Atlanta's Mr. Sibley agrees, adding, "What appeals to us is that once a person has a decent place to live, [he] can get [his] life in order step by step. Each individual still has to take responsibility for [his] own future." Which leads to the perennial problem: employment. If the goal of independent living for former street people is to be achieved, or even attempted, training and counseling have to be part of the mix. Atlanta's model was a New York employment program—Ready, Willing and Able. George McDonald, founder and former businessman, estimates that at least half of the men he works with for the first time have previously been homeless for substantial periods. "The vast majority of homeless single adults in our program," says Mr. McDonald, "are coming out of prison or jail, don't have an education, and do have substance abuse problems."
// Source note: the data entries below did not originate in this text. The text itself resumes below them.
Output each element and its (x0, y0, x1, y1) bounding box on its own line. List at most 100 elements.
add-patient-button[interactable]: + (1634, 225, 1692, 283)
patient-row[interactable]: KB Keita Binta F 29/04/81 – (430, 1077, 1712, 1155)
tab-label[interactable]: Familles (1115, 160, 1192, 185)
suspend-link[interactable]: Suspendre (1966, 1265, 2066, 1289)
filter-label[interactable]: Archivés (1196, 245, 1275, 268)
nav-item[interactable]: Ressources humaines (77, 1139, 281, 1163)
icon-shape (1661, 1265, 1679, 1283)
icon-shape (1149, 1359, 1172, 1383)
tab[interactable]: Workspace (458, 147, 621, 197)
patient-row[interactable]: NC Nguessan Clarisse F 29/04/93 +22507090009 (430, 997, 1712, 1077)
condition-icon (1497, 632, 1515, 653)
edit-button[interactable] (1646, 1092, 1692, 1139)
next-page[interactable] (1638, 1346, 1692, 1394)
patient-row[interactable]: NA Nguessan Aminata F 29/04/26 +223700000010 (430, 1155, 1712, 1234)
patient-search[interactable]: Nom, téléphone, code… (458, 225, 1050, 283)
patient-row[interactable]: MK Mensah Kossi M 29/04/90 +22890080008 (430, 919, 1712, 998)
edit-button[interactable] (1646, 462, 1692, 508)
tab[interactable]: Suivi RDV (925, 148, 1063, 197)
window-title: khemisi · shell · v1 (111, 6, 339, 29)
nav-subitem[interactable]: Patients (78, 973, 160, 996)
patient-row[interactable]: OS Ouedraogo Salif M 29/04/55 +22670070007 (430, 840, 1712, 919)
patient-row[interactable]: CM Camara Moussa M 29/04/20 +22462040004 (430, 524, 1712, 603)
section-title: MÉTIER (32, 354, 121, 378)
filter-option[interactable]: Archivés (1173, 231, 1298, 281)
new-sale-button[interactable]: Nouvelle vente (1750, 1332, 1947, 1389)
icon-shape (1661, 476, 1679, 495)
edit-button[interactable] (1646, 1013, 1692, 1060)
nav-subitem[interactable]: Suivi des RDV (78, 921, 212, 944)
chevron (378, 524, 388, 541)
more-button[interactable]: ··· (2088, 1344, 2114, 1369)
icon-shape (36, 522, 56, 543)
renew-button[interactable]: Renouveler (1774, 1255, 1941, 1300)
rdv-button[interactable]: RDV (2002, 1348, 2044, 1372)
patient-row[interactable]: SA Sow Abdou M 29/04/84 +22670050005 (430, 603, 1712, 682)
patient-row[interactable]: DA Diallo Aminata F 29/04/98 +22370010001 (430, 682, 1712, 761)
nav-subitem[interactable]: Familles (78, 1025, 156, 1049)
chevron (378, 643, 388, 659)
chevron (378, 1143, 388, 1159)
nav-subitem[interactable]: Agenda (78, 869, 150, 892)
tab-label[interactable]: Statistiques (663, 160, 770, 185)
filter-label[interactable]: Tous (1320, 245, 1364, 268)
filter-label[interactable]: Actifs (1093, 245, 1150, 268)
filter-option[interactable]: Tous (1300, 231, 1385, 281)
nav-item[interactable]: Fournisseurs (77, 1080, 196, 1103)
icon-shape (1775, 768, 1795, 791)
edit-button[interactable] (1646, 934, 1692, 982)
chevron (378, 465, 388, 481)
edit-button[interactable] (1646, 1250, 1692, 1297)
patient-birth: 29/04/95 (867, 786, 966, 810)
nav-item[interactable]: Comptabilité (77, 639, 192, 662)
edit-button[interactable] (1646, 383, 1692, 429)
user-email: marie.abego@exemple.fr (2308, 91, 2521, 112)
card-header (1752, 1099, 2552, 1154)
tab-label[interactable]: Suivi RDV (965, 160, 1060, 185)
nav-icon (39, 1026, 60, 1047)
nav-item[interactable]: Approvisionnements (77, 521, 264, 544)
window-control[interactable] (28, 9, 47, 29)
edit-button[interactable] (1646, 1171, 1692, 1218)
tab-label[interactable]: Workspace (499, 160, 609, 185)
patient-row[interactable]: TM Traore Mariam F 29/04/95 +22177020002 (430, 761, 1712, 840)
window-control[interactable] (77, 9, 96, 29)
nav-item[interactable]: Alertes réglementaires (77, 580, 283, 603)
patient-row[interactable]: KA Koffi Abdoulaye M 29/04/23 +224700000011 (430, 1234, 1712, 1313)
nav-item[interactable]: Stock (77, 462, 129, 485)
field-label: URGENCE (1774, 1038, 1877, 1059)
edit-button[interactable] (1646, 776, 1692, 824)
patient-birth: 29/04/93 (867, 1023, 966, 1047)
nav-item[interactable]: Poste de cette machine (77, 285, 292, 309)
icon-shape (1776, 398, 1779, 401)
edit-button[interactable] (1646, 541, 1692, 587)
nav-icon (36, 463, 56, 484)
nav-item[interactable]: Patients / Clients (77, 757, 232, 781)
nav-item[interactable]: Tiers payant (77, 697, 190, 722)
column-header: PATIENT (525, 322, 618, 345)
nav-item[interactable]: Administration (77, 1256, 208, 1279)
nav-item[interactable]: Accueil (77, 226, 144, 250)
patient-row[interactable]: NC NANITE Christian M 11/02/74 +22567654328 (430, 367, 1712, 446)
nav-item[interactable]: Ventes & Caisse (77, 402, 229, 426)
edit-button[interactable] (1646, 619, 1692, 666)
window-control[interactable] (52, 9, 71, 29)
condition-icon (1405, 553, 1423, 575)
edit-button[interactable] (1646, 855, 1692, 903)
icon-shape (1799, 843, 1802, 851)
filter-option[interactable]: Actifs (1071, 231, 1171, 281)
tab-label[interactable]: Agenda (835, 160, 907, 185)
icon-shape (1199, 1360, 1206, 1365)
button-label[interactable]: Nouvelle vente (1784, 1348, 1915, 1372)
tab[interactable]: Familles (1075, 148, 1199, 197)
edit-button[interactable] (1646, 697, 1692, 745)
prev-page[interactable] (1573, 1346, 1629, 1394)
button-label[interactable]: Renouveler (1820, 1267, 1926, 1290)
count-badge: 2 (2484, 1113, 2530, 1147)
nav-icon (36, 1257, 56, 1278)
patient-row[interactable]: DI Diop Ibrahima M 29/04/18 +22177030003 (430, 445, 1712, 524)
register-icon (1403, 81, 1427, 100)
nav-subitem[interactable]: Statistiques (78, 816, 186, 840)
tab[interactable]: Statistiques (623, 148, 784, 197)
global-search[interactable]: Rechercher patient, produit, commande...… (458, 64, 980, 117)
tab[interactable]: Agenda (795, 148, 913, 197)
Well over half of every cohort of new RWA clients succeed the first time they try to live and work on their own after graduating from the program. In Atlanta, Mr. Sibley says the RWA model has helped 60 formerly chronically homeless people move into housing and employment, at a savings to the city of about $1 million.
Yet Mr. Mangano lives with one huge failure: Los Angeles, which he calls the Ground Zero of American street homelessness. Entangled in bureaucratic wrangling among government agencies, the city has made virtually no progress in ending the encampments of 5,000-plus homeless people on the former Skid Row. The high floors of elegant new downtown skyscrapers look out on block after block of tents, shacks and cardboard, a sight reminiscent of the Great Depression.
"Los Angeles is doing phenomenally well economically," says Mr. Mangano. "So of course we can get to the bottom of street homelessness. Because while we're doing this for moral, spiritual and human reasons, it's the economic reasons that drive the political will." Mr. Mangano intends to deploy a task force of the most successful homeless officials and operators to work with the city.
Will economics eventually end the "disgrace" of street homelessness in America's wealthiest cities? It's about one-third of the way there.
Julia Vitullo-Martin is a senior fellow at the Manhattan Institute.